Over a supper of cold ham and cheese and beer they discussed Ransome's father's health and his mother's health, and Mrs. Usher's health, which was poor, and Mr. Usher's prospects, which were poorer, not to say bad. He leaned on this point and returned to it, as if it might have a possible bearing on the matter actually in hand, and with a certain disagreeable effect of craftiness and intention. It was as if he wished to rub it in that whatever else Randall forgot, he wasn't to forget that, that he had nothing to look to, nothing to hope for in his father-in-law's prospects; as if he, Mr. Usher, had arranged this meeting at the "Bald-Faced Stag" for the express purpose of making that clear, of forestalling all possible misunderstanding. He kept it before him, with the cheese and beer, on the brown oil-cloth of the table from which poor Randall found it increasingly difficult to lift his eyes.
It was almost a relief to him when Mr. Usher pushed his plate away with a groan of satiety, and began.
"Well, what's all this I hear about Virelet?"
Randall intimated that he had heard all there was.

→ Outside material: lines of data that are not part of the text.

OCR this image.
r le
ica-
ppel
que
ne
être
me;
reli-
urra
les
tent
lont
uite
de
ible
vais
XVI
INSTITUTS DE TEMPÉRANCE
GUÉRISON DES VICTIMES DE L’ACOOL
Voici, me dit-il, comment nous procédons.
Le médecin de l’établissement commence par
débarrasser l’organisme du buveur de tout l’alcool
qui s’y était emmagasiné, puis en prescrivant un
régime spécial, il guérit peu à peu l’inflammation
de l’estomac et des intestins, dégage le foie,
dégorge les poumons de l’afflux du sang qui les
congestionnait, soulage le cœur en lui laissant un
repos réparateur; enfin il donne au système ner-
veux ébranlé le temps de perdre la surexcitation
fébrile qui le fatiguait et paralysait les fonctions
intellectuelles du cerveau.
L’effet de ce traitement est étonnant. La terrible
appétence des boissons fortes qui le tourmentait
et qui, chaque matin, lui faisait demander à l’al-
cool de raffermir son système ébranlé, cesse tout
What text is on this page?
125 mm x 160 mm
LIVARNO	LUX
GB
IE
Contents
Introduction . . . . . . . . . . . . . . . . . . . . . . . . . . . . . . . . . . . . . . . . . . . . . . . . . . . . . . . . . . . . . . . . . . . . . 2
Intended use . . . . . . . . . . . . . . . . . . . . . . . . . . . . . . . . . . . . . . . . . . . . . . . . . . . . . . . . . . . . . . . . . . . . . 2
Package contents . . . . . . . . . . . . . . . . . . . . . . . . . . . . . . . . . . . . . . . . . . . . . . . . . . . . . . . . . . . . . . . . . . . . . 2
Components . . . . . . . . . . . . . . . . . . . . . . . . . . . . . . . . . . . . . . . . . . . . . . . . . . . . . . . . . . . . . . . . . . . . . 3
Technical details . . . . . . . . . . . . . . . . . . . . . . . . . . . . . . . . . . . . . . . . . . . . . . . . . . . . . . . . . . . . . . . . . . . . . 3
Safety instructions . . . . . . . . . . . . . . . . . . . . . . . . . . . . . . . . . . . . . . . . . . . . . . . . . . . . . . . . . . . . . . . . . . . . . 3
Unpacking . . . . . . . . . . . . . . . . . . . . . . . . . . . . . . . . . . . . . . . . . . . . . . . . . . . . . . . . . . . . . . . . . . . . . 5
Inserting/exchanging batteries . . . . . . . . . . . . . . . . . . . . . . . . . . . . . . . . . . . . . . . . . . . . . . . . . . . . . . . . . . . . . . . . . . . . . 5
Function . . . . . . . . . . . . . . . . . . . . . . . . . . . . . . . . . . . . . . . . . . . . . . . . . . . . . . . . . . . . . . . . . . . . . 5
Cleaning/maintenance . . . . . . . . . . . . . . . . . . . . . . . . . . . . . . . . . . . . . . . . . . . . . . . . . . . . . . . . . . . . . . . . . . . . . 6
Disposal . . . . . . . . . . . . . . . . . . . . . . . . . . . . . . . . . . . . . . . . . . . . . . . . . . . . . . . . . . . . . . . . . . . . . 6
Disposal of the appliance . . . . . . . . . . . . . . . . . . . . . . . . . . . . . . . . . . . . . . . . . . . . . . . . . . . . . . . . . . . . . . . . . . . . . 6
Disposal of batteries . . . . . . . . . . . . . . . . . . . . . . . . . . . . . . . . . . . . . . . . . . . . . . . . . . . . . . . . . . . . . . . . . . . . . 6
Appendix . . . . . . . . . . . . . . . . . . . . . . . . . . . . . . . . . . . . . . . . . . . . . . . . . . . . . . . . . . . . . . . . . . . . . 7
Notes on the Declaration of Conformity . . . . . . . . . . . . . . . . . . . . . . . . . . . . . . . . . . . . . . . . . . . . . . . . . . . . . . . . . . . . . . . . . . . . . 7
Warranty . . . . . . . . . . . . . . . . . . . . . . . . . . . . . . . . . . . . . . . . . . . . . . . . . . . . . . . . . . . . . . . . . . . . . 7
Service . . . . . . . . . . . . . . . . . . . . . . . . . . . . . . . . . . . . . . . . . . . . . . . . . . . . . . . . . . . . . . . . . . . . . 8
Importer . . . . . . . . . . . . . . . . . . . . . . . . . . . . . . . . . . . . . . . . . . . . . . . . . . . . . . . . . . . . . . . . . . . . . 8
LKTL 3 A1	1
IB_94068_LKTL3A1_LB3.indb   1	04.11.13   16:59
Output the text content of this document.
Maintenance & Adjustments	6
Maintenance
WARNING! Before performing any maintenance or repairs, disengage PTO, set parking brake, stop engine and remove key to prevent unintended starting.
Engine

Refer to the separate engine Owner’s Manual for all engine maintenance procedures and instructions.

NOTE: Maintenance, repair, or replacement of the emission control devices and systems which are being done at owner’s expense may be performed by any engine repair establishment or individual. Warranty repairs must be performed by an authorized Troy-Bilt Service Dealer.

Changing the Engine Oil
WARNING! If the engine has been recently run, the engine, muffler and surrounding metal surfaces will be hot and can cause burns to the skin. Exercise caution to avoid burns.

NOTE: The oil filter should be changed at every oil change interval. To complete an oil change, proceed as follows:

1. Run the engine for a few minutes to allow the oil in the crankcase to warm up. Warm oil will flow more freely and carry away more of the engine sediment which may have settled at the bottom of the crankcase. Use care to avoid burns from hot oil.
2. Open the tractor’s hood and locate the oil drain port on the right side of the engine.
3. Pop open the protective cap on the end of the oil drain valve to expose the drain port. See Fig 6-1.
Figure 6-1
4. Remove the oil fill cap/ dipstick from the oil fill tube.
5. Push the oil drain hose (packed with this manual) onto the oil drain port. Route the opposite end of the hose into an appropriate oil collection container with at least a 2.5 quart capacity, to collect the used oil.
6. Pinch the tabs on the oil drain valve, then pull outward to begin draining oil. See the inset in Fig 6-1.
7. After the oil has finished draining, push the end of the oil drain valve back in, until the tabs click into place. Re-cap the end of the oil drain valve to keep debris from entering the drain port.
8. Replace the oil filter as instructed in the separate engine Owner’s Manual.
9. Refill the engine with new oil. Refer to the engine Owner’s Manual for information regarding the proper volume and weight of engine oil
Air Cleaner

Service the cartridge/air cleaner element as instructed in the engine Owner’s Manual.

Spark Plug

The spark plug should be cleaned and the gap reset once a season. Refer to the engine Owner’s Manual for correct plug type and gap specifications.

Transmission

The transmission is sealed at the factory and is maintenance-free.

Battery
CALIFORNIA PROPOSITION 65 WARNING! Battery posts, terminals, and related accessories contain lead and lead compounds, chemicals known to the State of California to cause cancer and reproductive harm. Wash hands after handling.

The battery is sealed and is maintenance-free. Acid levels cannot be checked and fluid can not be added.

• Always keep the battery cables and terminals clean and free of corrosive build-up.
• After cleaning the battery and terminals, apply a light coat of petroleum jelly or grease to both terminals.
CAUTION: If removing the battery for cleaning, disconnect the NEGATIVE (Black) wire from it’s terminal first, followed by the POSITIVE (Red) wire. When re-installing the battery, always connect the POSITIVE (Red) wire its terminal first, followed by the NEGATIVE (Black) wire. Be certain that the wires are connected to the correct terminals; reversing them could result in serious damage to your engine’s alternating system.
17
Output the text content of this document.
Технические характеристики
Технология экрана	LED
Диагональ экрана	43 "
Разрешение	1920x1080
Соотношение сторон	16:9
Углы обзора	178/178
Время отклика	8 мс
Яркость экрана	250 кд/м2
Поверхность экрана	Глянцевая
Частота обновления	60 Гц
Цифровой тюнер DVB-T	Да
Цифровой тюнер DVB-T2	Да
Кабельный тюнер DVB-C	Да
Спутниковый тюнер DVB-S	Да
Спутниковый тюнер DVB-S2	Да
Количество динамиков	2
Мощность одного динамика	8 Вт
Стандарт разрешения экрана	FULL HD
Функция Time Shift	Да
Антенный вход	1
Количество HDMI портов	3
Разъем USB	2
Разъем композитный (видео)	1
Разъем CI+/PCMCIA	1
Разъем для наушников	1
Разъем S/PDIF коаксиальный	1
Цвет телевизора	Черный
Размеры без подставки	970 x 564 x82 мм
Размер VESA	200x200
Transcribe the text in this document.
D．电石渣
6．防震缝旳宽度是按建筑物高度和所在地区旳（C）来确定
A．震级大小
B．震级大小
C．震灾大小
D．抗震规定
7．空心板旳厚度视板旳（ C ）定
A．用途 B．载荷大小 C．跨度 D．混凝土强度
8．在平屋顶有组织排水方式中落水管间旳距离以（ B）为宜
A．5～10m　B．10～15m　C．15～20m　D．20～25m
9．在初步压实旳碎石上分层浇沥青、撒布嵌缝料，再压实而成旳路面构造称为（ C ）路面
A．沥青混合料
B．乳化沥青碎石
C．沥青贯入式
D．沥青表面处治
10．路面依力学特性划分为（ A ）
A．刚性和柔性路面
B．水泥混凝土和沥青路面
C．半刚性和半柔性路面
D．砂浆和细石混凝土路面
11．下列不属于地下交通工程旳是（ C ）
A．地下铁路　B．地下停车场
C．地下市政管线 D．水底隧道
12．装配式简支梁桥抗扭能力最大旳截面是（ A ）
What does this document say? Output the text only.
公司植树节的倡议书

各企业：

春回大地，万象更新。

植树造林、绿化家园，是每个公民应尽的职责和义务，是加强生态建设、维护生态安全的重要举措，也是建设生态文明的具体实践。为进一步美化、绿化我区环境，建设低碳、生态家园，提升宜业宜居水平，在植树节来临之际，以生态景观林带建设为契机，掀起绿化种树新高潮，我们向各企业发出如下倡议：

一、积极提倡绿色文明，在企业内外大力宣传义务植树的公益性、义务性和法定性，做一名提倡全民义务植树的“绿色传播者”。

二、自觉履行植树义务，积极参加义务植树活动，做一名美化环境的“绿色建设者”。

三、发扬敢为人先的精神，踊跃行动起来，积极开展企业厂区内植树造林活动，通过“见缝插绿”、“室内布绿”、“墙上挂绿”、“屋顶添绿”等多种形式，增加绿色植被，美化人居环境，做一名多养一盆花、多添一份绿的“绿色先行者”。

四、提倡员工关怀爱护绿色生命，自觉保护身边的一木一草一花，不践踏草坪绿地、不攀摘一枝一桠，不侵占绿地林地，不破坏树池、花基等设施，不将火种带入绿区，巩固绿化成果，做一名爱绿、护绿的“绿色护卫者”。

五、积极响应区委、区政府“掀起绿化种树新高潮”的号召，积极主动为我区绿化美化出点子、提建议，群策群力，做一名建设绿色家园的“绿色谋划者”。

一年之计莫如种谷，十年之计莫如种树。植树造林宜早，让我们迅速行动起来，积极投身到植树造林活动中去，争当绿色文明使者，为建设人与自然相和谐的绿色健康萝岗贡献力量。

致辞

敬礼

"Yes, but what's the meaning of it? That's what I want to know."
Randall put it that its meaning was that it had simply happened, and suggested that his father-in-law was in every bit as good a position for understanding it as he.
"I dare say. But what I'm trying to get at is—did you do anything to make it happen?"
"What on earth do you suppose I did?"
"There might be faults on both sides, though I don't say as there were. But did you do anything to prevent it? Tell me that."
"What could I do? I didn't know it was going to happen."